One of the things I want to believe in is free will.
I understand the arguments by scientists claiming how everything could have evolved in a predictable manner since the big bang. It does make sense. Even down to the decision making processes in the brain and how we can’t see into the future, everything could still be set in stone. It’s a frightening thought, right? Even if you decided to test it knowing all this, that decision could still be set in stone too.
Among all the scientific books, articles and YouTube videos I’ve read and watched, there always seems to be a consensus that it’s either free will or determinism. It’s a little disappointing that some of my favorite scientists often vote for the latter, but as mentioned before – there are good arguments for it.
But what if it’s not as simple as a binary choice?
Sometimes I ponder the idea that epic proportions of complexity can somehow diminish determinism. After layers upon layers of complexity, the universe is so incredibly intricate that it doesn’t make any sense to think of determinism anymore. Although it’s still predictable, the information is so massive that you would not be able to predict all outcomes, even if you invented a computer the size of a galaxy.

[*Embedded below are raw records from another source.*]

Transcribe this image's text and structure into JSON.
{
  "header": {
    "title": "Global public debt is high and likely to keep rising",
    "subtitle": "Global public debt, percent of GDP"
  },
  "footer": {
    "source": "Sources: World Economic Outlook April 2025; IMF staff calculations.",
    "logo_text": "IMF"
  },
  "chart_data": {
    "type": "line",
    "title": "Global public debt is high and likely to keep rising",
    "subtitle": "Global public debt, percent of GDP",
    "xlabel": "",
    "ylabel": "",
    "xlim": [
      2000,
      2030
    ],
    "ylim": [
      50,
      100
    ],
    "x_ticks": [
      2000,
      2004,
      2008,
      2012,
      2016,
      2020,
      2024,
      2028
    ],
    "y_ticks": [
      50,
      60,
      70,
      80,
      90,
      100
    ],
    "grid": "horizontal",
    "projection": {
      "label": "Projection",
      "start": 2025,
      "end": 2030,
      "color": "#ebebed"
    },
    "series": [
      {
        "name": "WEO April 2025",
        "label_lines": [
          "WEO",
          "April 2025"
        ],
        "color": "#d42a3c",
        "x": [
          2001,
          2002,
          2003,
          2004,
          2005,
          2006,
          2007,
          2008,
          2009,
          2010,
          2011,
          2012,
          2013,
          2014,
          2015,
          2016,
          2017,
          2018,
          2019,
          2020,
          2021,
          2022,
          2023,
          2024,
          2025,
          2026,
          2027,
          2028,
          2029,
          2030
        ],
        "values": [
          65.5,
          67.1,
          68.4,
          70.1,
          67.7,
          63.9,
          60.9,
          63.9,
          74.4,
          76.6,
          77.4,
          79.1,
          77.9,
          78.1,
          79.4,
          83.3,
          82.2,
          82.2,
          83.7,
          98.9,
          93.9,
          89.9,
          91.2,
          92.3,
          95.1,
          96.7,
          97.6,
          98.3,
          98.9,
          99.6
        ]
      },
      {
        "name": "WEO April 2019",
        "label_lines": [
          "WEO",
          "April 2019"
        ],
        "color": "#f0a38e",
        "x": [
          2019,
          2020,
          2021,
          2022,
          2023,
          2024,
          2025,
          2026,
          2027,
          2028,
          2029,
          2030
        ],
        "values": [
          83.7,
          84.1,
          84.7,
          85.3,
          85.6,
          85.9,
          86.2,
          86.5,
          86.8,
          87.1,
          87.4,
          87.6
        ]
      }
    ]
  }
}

It would in essence be free will inside determinism. It’s an intriguing thought and I might even believe in it myself, if it wasn’t for one specific feature of the universe that makes me believe in genuine free will:
The uncertainty principle.
In quantum mechanics, Heisenberg’s uncertainty principle dictates that particles are in a superposition as several states until measured. As soon as they interact with the external reality in one way or another, they collapse into a known state. I fail to see how this can be compatible with determinism.
If one or more of the processes in our brains are affected by this wave function collapse, it could very well mean that we truly have free will. No more invisible railroad tracks fooling us into thinking we are free to leave whenever we want. This I believe in. I believe in this so much that to me, it completely overrules my other idea about how excessive complexity can create the perfect illusion of free will.